- Ten Florida colleges and universities appeared on U.S. News & World Report’s global university ranking, which was released this week
- The University of Florida is the only state institution to crack the top 100, with Florida State University and the University of Miami appearing next within the top 275
- Domestically, Florida’s state university system ranks as the best in the nation due to high-achieving research efforts and low tuition rates compared to other states
Ten Florida universities appeared on U.S. News & World Report’s global university ranking released on Tuesday. The list spans 2,000 colleges and universities across 93 countries.
The University of Florida topped all schools within the state at 98th overall, followed by Florida State University (241st), the University of Miami (253rd), the University of South Florida (317th), the University of Central Florida (413th), Florida International University (468th), the Florida Institute of Technology (912th), Florida Atlantic University (1,088th), Nova Southeastern University (1,106th) and Florida A&M University (1,478th).
U.S. News examines data and metrics provided by analytics company Clarivate, including student-to-faculty ratio and volume of degrees issued, to determine where colleges place on the list.
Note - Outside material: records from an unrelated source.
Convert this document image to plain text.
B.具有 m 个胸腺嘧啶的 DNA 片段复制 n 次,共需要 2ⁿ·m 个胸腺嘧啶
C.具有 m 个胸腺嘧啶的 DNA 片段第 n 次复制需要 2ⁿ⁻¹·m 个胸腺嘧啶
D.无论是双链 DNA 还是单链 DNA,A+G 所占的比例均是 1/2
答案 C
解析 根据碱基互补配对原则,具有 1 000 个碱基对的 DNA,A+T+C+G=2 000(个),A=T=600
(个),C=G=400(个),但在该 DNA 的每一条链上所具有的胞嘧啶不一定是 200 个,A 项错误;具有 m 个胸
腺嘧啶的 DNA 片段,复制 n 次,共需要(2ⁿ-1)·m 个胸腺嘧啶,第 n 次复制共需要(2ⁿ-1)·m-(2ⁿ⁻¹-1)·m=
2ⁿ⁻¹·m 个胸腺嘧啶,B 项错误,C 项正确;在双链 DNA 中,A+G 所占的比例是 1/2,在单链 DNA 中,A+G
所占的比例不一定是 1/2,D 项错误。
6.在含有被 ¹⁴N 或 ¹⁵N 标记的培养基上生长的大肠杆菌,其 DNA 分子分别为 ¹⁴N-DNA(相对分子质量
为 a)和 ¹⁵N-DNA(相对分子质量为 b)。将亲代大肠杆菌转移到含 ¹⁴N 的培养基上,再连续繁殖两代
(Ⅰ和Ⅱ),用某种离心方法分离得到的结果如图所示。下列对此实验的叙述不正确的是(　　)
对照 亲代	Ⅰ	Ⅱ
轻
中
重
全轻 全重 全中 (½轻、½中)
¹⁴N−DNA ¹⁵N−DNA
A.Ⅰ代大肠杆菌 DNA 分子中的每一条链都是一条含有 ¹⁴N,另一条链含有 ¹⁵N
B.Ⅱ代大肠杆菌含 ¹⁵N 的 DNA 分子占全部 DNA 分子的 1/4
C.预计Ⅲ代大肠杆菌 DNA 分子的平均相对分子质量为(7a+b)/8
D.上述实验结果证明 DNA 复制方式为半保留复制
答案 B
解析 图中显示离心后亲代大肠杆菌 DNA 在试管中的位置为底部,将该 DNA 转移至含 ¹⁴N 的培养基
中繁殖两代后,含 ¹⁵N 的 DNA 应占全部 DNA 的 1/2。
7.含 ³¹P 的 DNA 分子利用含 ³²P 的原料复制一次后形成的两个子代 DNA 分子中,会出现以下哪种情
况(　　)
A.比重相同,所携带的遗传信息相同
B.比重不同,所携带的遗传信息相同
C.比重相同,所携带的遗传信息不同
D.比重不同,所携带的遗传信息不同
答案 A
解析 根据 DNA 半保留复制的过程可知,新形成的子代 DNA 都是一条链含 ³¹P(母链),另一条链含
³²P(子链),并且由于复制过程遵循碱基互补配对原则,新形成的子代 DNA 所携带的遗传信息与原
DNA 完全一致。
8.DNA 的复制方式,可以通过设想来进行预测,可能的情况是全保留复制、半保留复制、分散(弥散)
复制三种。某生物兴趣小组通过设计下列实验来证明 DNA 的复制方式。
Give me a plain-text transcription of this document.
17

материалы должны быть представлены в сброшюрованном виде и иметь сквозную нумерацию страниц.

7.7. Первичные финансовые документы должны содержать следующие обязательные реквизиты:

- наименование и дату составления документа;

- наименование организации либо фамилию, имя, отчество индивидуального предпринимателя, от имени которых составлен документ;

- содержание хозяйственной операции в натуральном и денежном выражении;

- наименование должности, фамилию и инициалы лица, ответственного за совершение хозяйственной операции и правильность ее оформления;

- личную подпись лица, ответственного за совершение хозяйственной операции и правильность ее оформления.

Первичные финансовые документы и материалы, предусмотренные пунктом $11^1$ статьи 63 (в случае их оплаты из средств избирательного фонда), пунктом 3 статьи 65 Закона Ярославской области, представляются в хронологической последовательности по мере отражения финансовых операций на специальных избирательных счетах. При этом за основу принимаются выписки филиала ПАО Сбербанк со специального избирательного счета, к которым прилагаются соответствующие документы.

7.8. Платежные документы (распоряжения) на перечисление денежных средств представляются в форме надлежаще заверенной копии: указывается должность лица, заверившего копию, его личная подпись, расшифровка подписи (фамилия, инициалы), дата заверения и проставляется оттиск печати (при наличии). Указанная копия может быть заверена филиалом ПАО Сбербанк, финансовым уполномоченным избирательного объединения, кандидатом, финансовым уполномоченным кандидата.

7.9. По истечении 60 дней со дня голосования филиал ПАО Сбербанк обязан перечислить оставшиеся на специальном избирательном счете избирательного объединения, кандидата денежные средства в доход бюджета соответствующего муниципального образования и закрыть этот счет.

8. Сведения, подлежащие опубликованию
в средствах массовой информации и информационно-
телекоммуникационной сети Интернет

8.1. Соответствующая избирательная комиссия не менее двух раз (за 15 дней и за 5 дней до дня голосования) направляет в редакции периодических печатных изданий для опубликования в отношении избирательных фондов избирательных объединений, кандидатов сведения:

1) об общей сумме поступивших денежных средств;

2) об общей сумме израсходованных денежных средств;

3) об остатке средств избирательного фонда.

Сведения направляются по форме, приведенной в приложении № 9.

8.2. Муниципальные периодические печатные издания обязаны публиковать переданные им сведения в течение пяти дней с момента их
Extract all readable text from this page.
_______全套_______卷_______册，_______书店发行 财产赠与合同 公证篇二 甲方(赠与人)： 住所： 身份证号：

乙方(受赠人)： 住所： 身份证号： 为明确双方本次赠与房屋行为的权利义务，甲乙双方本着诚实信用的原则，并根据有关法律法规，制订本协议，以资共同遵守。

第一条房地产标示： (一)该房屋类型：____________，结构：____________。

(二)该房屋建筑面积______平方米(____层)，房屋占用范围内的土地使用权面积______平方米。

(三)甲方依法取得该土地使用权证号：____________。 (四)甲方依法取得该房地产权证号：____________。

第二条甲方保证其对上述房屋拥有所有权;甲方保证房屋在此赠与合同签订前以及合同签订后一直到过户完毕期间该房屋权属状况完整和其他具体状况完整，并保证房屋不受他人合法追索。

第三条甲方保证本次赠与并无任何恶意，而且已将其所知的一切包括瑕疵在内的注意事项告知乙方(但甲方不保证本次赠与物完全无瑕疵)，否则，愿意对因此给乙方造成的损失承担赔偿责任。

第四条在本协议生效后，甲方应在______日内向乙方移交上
Researchers additionally utilized 13 distinct rating categories that centered on each institution’s research performance.
“The Best Global Universities rankings offer prospective students a valuable resource for exploring higher education options outside of their home country,” Robert Morse, chief data strategist at U.S. News, said in a news release. “Over the past nine years, these rankings have expanded to include more schools and more subjects, while maintaining a consistent focus on institutions that prioritize academic research.”
Many of Florida’s higher education institutions have taken steps to further research initiatives and consequentially rise in national and global rankings, highlighted by The University of Florida (UF) surpassing $1 billion in research spending for the first time.
Nearly half of the research occurred in the six colleges of UF Health, led by the College of Medicine in Gainesville and Jacksonville with $347 million, the College of Public Health & Health Professions with $34.5 million, the College of Veterinary Medicine with $32.1 million, the College of Pharmacy with $31.4 million, the College of Dentistry with $17.2 million, and the College of Nursing with $5 million.
Meanwhile, Florida State University and the University of Miami, the next two highest-spending research schools in the state, both spend between $325 million and $350 million on research, respectively, according to the economic reports of both schools.
Domestically, Florida’s university system ranks as the best in the nation, largely due in part to its relative affordability and high-ranking institutions.
“Florida schools are some of the best in the nation, and these rankings show that our investments in higher education and our focus on providing an affordable, quality education are paying off,” said Gov. Ron DeSantis. “I am especially proud that we have not allowed tuition increases since I have been Governor, making higher education in Florida as affordable as virtually anywhere in the nation.”